Dieses Verhalten deutet auf große Verunsicherung hin, die die Lehrkraft überspielt. Manche Lehrende sagen, bei ihnen habe sich noch nie jemand beschwert. Doch aus dem Umstand, dass keine Beschwerden vorliegen zu schließen, dass alles perfekt laufen würde, greift natürlich zu kurz. Im Gegenteil: Wenn ab und an jemand seine Grenze aufzeigt und sich traut, ein „Stopp“ zu setzen, ist dies ein Zeichen dafür, dass ein Vertrauensverhältnis besteht. Denn etwa als Sänger:in eine Probe zu unterbrechen oder Bedenken zu äußern, ist in der Regel nicht vorgesehen. Die Angst, als zickig, divenhaft oder unflexibel zu gelten, lässt viele Studierende verstummen und so manche Grenzen verschieben. Lehrende können sich also glücklich schätzen, wenn ihre Studierenden sich trauen, „Nein“ zu sagen. Das ist ein Beleg für ihr Vertrauen, deshalb nicht schlechter behandelt oder anderen gegenüber benachteiligt zu werden.
Sensible Arbeitsvorgänge
Der Deutsche Kulturrat legte 2024 eine Positionierung zum wertschätzenden Arbeiten und respektvollen Miteinander im Kunst-, Kultur- und Medienbereich vor. Er geht darin auch auf Musik- und Kunsthochschulen ein.

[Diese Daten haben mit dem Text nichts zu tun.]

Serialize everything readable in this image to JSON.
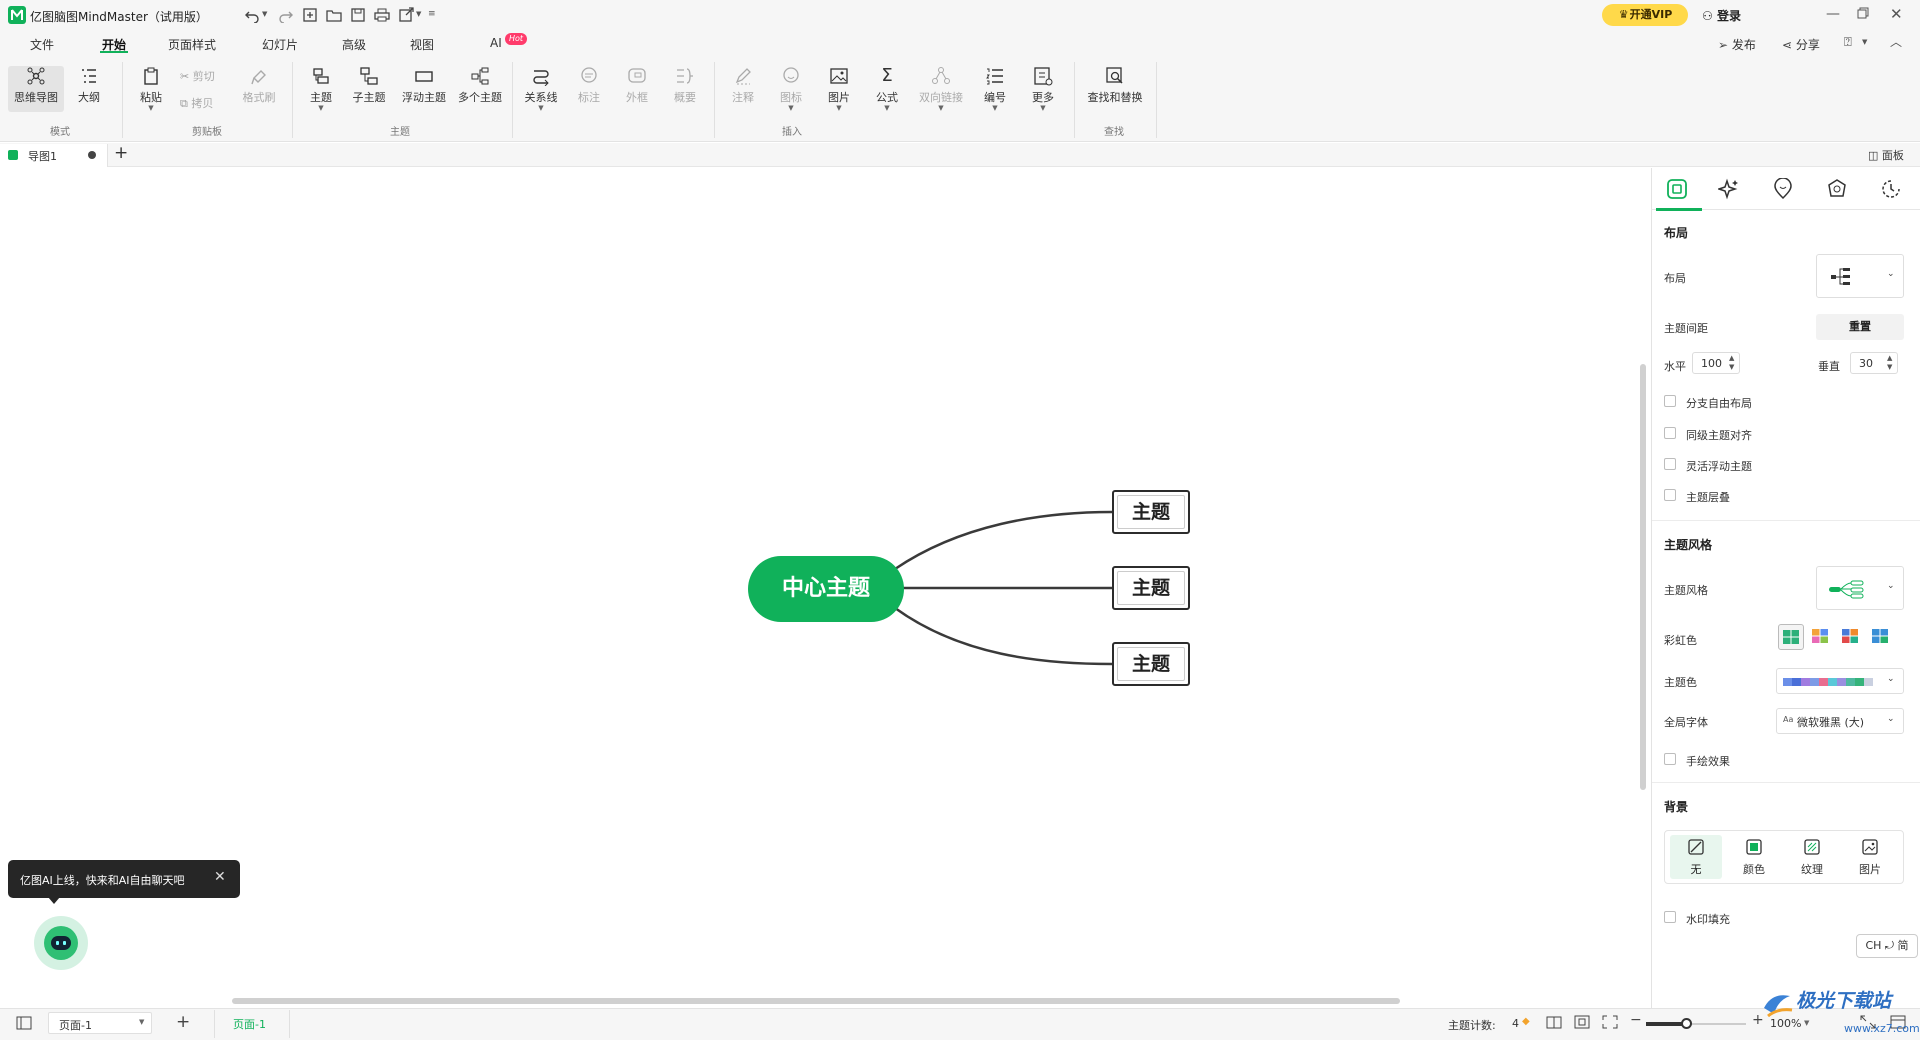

„In Proben- und Übungsprozessen, in der Lehre, auf und hinter der Bühne sowie am Set wird häufig auf engem Raum zusammengearbeitet. Berührungen können zum Alltag gehören. Ist körperlicher Kontakt notwendig, muss dieser in beiderseitigem Konsens erfolgen und verlangt besondere Sensibilität. Vor allem im Bereich der Darstellenden Künste können beispielsweise Intimitätskoordinator:innen zwischen der Vision der Regisseur:innen und dem Schutzbedürfnis der darstellenden Personen vermitteln. Dazu ist es wichtig, insbesondere in sensiblen Arbeitsvorgängen, in denen beispielsweise grenzüberschreitende Szenen dargestellt werden, auf gegenseitige Einvernehmlichkeit zu achten.“
Da an den Musik- und Kunsthochschulen die Kulturschaffenden von Morgen ausgebildet werden, ist eine enge Verzahnung geboten. Intimitätssensibel ausgebildete Absolvent:innen könnten die darstellenden Kunstbranchen insgesamt reformieren.
Die Zeiten, in denen Aufforderungen wie „jetzt macht einfach mal“ bei Nacktheit, Küssen und Sex-Szenen gezwungenermaßen nachgekommen und improvisiert werden musste, sind vorbei. Durch die #MeToo-Bewegung entwickelte sich ein Problembewusstsein und daraus entstand in der Regiearbeit beim Theater und Film der neue Beruf der Intimitätskoordination. Sie sorgt dafür, dass trotz Machtdynamiken persönliche Grenzen zu jedem Zeitpunkt einer Produktion gewahrt bleiben. Wenn also intimen Szenen, die beispielsweise Sexualität, Liebe, Gewalt, Sterben oder Geburten darstellen, erarbeitet werden, choreographieren sie diese in Absprache mit der Regie und allen Beteiligten. Die Frage, was intim ist, kann jede und jeder nur für sich selbst beantworten. In der Regel wird es intim, wenn man sich körperlich nahekommt oder wenn unbedeckte Haut sichtbar wird. Die Grenzen der Intimsphäre sind subjektiv unterschiedlich je nach dem Kontext, dem Gegenüber, der Tageszeit und -form, der familiären und vor allem auch kulturellen Prägung. Es bedarf einer Sensibilisierung für den gesamten Arbeitsprozess, das heißt von der künstlerischen Idee, dem Drehbuch, über die Besetzung bis hin zu den Probenarbeiten. Ziel ist es, bei der Darstellung von intimen Szenen individuelle Grenzen direkt und sorgenfrei ansprechen zu können. Dies beinhaltet, ein Nein als kreative Herausforderung zu begreifen. Ein Grundpfeiler von Konsens besagt: „Nur wenn ein Nein etabliert wurde, kann einem Ja vertraut werden“. Diese Haltung setzt viel Spielfreude und Kreativität frei.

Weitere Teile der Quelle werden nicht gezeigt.